Hyperion Records

Der Tamboursg'sell
First line:
Ich armer Tamboursg'sell
August 1901; subsequently published as No 2 of Lieder (also called Sieben Lieder aus letzter Zeit)
author of text
Des Knaben Wunderhorn

'Mahler: Des Knaben Wunderhorn' (CDA67645)
Mahler: Des Knaben Wunderhorn
Buy by post £10.50 CDA67645 

Der Tamboursg'sell
There is, however, no mistaking the composer of Der Tamboursg’sell. Like its companion-piece Revelge it is constructed on a far bigger scale than the other songs, as much inspired by, as generative of, the great Trauermarsch of the fifth symphony, which it closely resembles. As we have seen it was also composed some years later than the other Wunderhorn songs, at a time when Mahler was moving towards the other great literary influence on his composition, Friedrich Rückert. For the whole first part its texture is unremittingly spare and bleak, consisting of little more than a dirge-like groan and a riffle of drums. But the interlude that follows gives birth to a wholly unexpected and deeply moving melody, as the doomed drummer bids farewell to the world.
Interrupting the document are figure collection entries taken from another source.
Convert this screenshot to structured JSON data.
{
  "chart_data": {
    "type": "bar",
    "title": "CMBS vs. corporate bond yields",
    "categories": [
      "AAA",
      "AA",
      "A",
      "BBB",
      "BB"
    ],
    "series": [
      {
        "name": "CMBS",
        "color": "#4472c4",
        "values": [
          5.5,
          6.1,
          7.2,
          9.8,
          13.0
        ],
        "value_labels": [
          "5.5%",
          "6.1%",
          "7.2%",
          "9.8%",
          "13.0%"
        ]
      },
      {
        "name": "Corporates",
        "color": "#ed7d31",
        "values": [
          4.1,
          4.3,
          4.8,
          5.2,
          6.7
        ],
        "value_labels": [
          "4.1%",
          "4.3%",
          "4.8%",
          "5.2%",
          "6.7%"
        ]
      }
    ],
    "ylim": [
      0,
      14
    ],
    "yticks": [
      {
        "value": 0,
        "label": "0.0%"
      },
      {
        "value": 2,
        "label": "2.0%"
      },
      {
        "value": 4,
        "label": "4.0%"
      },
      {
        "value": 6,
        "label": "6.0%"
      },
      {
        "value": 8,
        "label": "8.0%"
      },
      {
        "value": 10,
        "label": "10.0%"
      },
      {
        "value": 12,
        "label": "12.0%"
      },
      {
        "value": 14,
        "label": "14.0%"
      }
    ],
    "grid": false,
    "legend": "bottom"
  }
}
Such a valedictory lament is of course not without precedent in Mahler’s songs—the last song of Lieder eines fahrenden Gesellen, for instance, is a funeral march, and the early song Zu Straßburg auf der Schanz also tells of a young soldier condemned to hang. But this passage has a greater significance in the development of Mahler’s compositional style. As the Mahler scholar Donald Mitchell has perceptively noted, the long drawn out melody, with its canonic second voice, sustained over a simple tonic–dominant bass, bears more than a passing resemblance to part of the first song of Kindertotenlieder, Nun will die Sonn’ so hell aufgehn. So this song, composed at the very cusp of Mahler’s transition from Wunderhorn to Rückert mode, manages to combine elements of both. It was Mahler’s own farewell to the world of Des Knaben Wunderhorn.